ESB will develop and connect renewable energy to decarbonise the electricity system by 2040. ESB will invest in the development of new renewable generation, including onshore and offshore wind and solar, and will significantly increase the amount of renewable generation connected to our electricity networks.

ESB will:

  • Deliver more than a fivefold increase in our renewable generation portfolio to 5,000MW.
  • Reduce carbon intensity of generation fleet from 414 to 140gCO2/kWh by 2030.
  • Decarbonise 63% of our generation output by 2030 and 100% by 2040 (up from c20% now).

Offshore wind

ESB know the importance of offshore wind in tackling climate change and delivering net zero. Ireland has a unique capability given its prime location to take advantage of the potential of offshore wind. ESB are working hard to develop offshore wind projects for the benefit of everyone across society in Ireland and the UK. This includes ongoing engagement with marine users and local communities so ESB can deliver these significant projects.

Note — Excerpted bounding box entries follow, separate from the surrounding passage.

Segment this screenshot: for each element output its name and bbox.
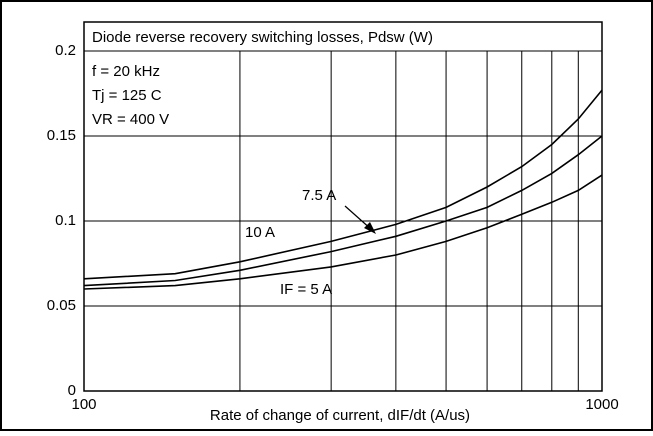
x-axis-label: Rate of change of current, dIF/dt (A/us) — [210, 407, 470, 424]
condition: f = 20 kHz — [92, 63, 160, 80]
y-tick-label: 0.1 — [55, 212, 76, 229]
chart-title: Diode reverse recovery switching losses,… — [92, 29, 433, 46]
condition: Tj = 125 C — [92, 87, 162, 104]
arrow-head — [364, 222, 376, 234]
y-tick-label: 0.2 — [55, 42, 76, 59]
series-line — [83, 174, 603, 290]
series-label: 10 A — [245, 224, 275, 241]
series-label: IF = 5 A — [280, 281, 332, 298]
condition: VR = 400 V — [92, 111, 169, 128]
plot-frame — [83, 21, 603, 392]
y-tick-label: 0 — [68, 382, 76, 399]
x-tick-label: 100 — [71, 396, 96, 413]
y-tick-label: 0.05 — [47, 297, 76, 314]
x-tick-label: 1000 — [585, 396, 618, 413]
y-tick-label: 0.15 — [47, 127, 76, 144]
series-label: 7.5 A — [302, 187, 336, 204]
series-line — [83, 135, 603, 287]
series-line — [83, 89, 603, 280]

Offshore wind will play a major role globally in our fight against climate change. It will help to replace energy generated by burning fossil fuels with that from a clean, safe and secure renewable energy source. Ireland’s geographic location on the exposed edge of the Atlantic presents us with a significant opportunity to generate electricity from wind – both offshore and onshore.

Power from onshore wind farms currently provide over one-third of Ireland’s electricity needs. But, whilst its marine area is many times the size of its landmass, Ireland’s offshore wind potential is only starting to be realised. ESB have a coastline stretching over 3,000km but only one operational offshore wind farm – Arklow Bank, with a capacity of 25 MW. In contrast, Belgium’s coastline is only 63km long, but it has already developed more than 2,000 MW of offshore wind. In Great Britain, with a coastline four times the length of ours, offshore wind generation now equates to over 440 Arklow Banks, with an installed capacity of 11,0000 MW as of late 2021.

The Irish Government's target to install 5,000 MW of offshore wind capacity in our maritime area by 2030 is set out in the Climate Action Plan 2021. It also has the objective to source 80% of Ireland’s electricity needs from renewables by the same year. In line with this, ESB is applying its professional and proven engineering expertise to the challenges set within the Climate Action Plan.

ESB are committed to playing a strong role in developing Ireland’s offshore wind potential for the benefit of the people of Ireland. This will be done in consultation with marine users and local communities, and with due care for the marine environment.